Em seu discurso, Lula mencionou pontos importantes da sua política internacional, ampliada principalmente através da presidência brasileira do G20, como a Aliança Global Contra a Fome e a Pobreza e a taxação de super-ricos. Lula também destacou a realização da COP 30 no Brasil e falou sobre a presidência brasileira do Brics, que terá o lema “Fortalecendo a Cooperação do Sul Global para uma Governança mais Inclusiva e Sustentável”.

— Na presidência brasileira dos Brics, queremos reafirmar a vocação do bloco na luta por um mundo multipolar e por relações menos assimétricas entre os países. Não podemos aceitar a imposição de "apartheids" no acesso à vacina e medicamentos como ocorreu na pandemia, nem no desenvolvimento de inteligência artificial que caminha para se tornar privilégio de poucos.

Lula também criticou a estrutura financeira mundial e afirmou que hoje acontece um "Plano Marshall" às avessas, com países em desenvolvimento financiamento países desenvolvidos. Nesse contexto, ele citou a presidência de Dilma Rousseff no Novo Banco de Desenvolvimento, ou Banco do Brics, destacando as linhas de crédito.

— O fluxo financeiro continua seguindo para as nações ricas. É um Plano Marshall às avessas, em que as economias emergentes em desenvolvimento financiam o mundo desenvolvido. [...] O novo Banco de Desenvolvimento que neste ano completa 10 anos tem investido na infraestrutura necessária para fortalecer nossas economias e promover uma transição justa e soberana. Sobre a liderança da companheira Dilma Rousseff, o NDB conta com uma carteira com quase 100 projetos com financiamento na ordem de US$ 33 bilhões.

Dependência do dólar

Lula também defendeu o avanço na criação de meios de pagamentos alternativos para transações entre países membros do Brics. A medida é uma busca de formas de os países do bloco dependerem menos do dólar nas transações comerciais e de organismos multilaterais de crédito, como o Fundo Monetário Internacional (FMI) e o Banco Mundial.
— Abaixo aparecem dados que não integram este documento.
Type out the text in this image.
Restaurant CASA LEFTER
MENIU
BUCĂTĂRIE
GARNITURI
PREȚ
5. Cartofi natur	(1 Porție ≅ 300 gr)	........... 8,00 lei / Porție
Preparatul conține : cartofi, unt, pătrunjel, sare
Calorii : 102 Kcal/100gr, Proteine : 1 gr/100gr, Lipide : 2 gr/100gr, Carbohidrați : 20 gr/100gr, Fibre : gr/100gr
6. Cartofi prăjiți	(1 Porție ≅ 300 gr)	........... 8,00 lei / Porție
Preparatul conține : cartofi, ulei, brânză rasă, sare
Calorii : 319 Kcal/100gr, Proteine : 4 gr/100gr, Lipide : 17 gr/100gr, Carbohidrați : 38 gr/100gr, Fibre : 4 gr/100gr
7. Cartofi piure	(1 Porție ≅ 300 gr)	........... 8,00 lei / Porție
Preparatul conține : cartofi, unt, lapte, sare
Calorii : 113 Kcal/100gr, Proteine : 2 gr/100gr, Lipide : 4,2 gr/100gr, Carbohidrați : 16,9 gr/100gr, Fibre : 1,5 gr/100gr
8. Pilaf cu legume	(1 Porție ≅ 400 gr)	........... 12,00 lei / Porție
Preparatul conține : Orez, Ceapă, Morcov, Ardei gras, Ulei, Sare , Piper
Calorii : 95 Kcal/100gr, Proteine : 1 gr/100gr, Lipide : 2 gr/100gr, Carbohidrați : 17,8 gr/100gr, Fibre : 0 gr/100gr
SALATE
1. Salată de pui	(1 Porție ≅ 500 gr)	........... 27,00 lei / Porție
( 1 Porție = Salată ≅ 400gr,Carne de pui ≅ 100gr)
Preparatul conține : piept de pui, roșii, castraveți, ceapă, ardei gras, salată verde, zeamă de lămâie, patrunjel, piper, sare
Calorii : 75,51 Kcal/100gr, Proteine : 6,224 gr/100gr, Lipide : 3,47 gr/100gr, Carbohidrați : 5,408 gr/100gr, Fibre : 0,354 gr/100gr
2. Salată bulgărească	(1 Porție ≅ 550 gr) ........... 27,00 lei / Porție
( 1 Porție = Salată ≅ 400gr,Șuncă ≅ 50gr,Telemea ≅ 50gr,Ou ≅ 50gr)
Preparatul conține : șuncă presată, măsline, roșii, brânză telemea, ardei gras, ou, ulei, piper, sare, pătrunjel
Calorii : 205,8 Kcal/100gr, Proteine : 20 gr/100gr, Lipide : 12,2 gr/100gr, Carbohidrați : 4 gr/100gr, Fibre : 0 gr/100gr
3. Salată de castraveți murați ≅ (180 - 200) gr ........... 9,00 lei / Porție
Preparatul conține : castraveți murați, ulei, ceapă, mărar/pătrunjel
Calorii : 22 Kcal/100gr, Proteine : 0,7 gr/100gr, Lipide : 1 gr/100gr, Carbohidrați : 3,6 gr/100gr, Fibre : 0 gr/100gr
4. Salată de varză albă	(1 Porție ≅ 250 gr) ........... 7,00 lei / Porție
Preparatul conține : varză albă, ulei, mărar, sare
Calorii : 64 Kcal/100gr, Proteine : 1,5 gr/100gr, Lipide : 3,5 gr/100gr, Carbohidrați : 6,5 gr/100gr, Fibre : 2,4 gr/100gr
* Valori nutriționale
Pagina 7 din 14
— Agora é chegada a hora de avançar na criação de meios de pagamento alternativos para transações entre nossos países. Não se trata de substituir nossas moedas. Mas é preciso trabalhar para que a ordem multipolar que almejamos se reflita no sistema financeiro internacional. Essa discussão precisa ser enfrentada com seriedade, cautela e solidez técnica, mas não pode ser mais adiada.

Brics

Até o ano passado formado por Brasil, Rússia, Índia, China, África do Sul, desde o início deste ano o Brics aumentou para dez países. Por iniciativa da China, o bloco conta agora com Egito, Irã, Emirados Árabes Unidos, Arábia Saudita e Etiópia. Há ainda pelo menos 30 outras nações interessadas em entrar para o clube.

A fala de Lula ocorreu um dia depois de o Brasil vetar, informalmente, o ingresso da Venezuela e da Nicarágua no Brics. O governo brasileiro, que teve de aceitar a imposição da China de ampliar o bloco em 2023, também deixou claro que não aceitaria o ingresso do Afeganistão, que está sob o regime do Talibã.

Acidente doméstico

No sábado, Lula sofreu uma queda no banheiro e bateu a cabeça. O médico do presidente, Roberto Kalil, afirmou que exames apontaram "mínimo ponto de hematomas" no cérebro do presidente após a queda. De acordo com Kalil, é pouco provável que esse hematoma evolua.

Após a queda, Lula foi atendido no Hospital Sírio Libanês em Brasília e precisou levar pontos no local. Com o acidente, ele cancelou a ida à Rússia onde participaria da Cúpula do Brics.

Kalil o liberou para trabalhar normalmente, porém sem atividades físicas nesta semana. Nesta segunda-feira, ele seguiu a recuperação no Palácio da Alvorada, mas recebeu ministros para reuniões.

Nesta segunda-feira, Lula afirmou que o acidente doméstico que sofreu no sábado foi "grave", mas que não afetou a parte "mais delicada" da cabeça.